Wednesday, May 27, 2015

The Conjuring, or, The Curse of the True Story

[Author's note: as you can see I've been absent from this blog for a couple years. I recently came back and found several half-finished posts that I, for one reason or another, lost interest in. This is one of them, which is why my opening paragraph about The Conjuring speaks about it as if it's a recent release.]

Earlier this week I caught up, on home video, with one of the most ecstatically received horror movies of the past few years; The Conjuring. It's a film that garnered pretty glowing, if tempered, reviews upon it's theatrical release, and carried with it a wave of positive word of mouth. It's currently sitting at an 87% fresh rating on Rotten Tomatoes*. Not the most scientific or consistently rational of sources, but still, that shows that reaction has been pretty darn good. This all led to a low level of excitement on my part, because I am always interested in a good horror film, and I like haunted house stories, particularly of the old-school style this film reportedly aligned itself with. I say 'low level of excitement' only because I don't really get worked up about movies I'm looking forward to, because I like to go in with as few expectations as possible. In fact, I knew nothing about The Conjuring beforehand aside from some cast members, and the fact that it was reportedly based on a true story. But then, what horror movie in the last 30 years hasn't laid claim to being inspired by true events?

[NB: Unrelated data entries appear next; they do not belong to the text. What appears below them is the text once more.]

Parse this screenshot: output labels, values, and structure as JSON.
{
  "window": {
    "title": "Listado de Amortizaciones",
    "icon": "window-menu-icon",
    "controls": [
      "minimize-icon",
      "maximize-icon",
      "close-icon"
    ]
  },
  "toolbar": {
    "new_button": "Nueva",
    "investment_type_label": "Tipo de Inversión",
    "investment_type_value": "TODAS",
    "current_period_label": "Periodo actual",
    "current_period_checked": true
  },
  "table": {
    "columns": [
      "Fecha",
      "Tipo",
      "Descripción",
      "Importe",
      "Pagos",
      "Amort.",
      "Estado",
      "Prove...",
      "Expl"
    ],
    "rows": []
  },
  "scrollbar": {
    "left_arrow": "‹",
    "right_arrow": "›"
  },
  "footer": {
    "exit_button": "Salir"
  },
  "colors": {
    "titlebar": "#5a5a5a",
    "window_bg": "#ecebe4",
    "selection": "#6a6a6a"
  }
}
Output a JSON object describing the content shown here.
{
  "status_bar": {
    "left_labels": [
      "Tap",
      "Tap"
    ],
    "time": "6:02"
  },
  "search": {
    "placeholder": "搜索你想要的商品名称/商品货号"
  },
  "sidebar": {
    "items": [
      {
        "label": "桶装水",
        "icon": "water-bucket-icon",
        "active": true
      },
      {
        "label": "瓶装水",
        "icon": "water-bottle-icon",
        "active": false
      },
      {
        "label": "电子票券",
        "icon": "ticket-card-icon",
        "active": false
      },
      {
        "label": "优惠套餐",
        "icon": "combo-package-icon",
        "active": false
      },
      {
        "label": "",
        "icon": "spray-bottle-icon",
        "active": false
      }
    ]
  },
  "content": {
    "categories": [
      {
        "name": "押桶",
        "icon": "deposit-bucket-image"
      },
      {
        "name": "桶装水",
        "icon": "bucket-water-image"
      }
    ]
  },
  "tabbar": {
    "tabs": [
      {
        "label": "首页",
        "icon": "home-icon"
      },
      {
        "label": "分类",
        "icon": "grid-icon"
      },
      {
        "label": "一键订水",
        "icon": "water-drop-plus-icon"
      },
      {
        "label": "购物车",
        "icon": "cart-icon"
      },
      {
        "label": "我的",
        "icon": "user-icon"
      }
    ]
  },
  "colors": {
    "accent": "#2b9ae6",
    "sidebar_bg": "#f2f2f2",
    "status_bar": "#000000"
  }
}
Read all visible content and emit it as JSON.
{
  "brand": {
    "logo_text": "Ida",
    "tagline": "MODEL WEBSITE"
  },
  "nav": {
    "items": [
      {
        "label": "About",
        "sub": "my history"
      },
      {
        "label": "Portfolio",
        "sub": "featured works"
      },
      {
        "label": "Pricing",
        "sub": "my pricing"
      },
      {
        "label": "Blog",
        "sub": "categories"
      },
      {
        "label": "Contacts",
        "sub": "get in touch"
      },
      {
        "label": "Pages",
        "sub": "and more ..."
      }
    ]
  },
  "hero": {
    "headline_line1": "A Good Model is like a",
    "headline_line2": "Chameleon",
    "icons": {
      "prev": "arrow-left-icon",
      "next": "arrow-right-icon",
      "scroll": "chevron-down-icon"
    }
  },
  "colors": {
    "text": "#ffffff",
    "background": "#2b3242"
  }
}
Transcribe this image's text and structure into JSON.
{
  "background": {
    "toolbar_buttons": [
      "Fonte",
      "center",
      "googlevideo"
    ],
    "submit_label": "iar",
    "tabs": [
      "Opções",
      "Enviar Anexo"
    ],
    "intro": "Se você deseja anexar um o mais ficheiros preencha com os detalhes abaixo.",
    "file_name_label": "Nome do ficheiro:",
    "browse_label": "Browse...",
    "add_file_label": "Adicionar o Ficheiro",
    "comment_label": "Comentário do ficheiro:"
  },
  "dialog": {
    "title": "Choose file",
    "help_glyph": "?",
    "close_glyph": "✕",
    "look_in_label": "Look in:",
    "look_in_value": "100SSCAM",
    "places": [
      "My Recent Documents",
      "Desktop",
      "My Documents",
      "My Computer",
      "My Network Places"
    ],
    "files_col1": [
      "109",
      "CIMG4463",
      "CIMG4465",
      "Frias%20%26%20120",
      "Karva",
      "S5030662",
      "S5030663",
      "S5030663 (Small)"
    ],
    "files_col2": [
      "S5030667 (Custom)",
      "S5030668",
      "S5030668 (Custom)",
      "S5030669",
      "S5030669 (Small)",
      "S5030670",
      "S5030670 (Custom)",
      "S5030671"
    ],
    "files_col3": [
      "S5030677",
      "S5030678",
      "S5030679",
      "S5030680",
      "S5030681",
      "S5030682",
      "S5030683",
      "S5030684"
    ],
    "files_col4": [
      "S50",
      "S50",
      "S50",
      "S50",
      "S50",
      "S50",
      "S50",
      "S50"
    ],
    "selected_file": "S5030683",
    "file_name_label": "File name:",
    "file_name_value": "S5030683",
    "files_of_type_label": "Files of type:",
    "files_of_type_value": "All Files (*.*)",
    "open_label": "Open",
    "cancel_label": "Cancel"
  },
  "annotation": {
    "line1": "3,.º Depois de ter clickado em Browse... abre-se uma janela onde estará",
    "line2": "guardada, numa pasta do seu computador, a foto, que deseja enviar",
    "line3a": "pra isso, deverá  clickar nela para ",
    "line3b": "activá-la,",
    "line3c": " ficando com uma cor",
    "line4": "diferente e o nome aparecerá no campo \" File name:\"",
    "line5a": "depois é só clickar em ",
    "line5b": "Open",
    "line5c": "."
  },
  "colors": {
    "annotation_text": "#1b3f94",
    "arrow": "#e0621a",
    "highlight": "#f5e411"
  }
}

I may as well jump to the point here; I did not like The Conjuring. I didn't hate it, and in fact I admired many aspects of the film, but throughout it's entire running time I found that I was just not engaged with the film. I was mentally nitpicking things I might let slide in other films, and I kept asking myself what it could be that I was missing.

Now, this may come as a shock to some of you, but I do not believe in ghosts. I've heard many friends relate their own ghost stories, and truth be told I've got a few of my own, and I never assume anyone telling this story is crazy or ignorant. We've all experienced stuff that can't be rationally explained in the dead of night. I'm not closeminded enough to admit the possibility of all sorts of unexplained and inexplicable phenomena, but I do not believe in ghosts as traditionally presented in fiction. I do not believe that after death our souls wander our old homes in order to rearrange the furniture when the new owners aren't looking. The same can be said for demons(which, spoiler alert, figure into this movie), or angels, or god, or the devil. I don't believe in them as anything other than fictional objects invented to explain forces or concepts we didn't have the language for.

And yet, as I've mentioned, I love ghost stories. I appreciate ghosts as powerful dramatic totems, full of resonant emotions. If a movie or book asks me to accept that ghosts are real, then I will accept that within the fictional confines of the universe I am witnessing, those things are very real indeed. But on the flip side, when a movie tells me that what I am witnessing truly happened, to real people with witnesses and everything, then I just assume I'm watching crazy people. This assumption is not helped by the speed with which everyone just accepts that ghosts are wandering their home, and the willingness to accept even the most ridiculous premise with no evidence whatsoever begins to paint the characters as mentally challenged. Case in point; in one scene psychic paranormal investigator Vera Farmiga proves her abilities to haunted housewife Lili Taylor by picking up a picture of Taylor and family standing happily on a beach somewhere, and says 'this must have been a fun day at the beach' to which Taylor responds with delighted shock 'How did you know!?' Immediately I figured there was a gas leak in the house.

Actually, that may not be far from the truth; the fact that the husband(Ron Livingston) can't get the house to warm up no matter how much he tinkers with the heating system is a running subplot.

Yet again, I would have no problem with this, or the many other examples if this were a purely fictional film. Fiction is often fueled by ridiculous coincidence and characters who jump to conclusions in ways that strain credibility.And yet the film goes to lengths to remind us that the Warrens, the husband and wife team of paranormal investigators, are real people, and this movie is based on a well documented case of theirs, with witnesses and testimony from the people that were there. That strive for realism means that when the Warrens spend 30 seconds in the house and hear one person say they sometimes smell rotting meat, the Warrens feel qualified to say that the house is inhabited by a demon, and not a ghost, and the family is immediately accepting of this 'fact'. Somehow the idea that maybe there's a small woodland animal rotting somewhere in this vast and slightly rundown house in the middle of the woods never occurred to anyone.

Maybe I'm being too critical, maybe I should just accept that the film is heightened fiction the way I accept haunted house movies like The Changeling or The Others, but I can't really do that for a film that desperately wants us to believe we are seeing the absolute truth. Which is a shame, because the film had elements that I might otherwise have enjoyed. I'm always happy to see Vera Farmiga and Lili Taylor in a movie, the seventies milieu works great for a ghost story like this, and there were some clever, classically staged sequences throughout. The problem was, none of it was very scary. Though I don't need a horror movie to be scary to enjoy it. In fact, I don't find most of the horror movies I love to be scary, but if you combine the lack of scares with a lack of believable(or even compelling) story, then you've got a problem.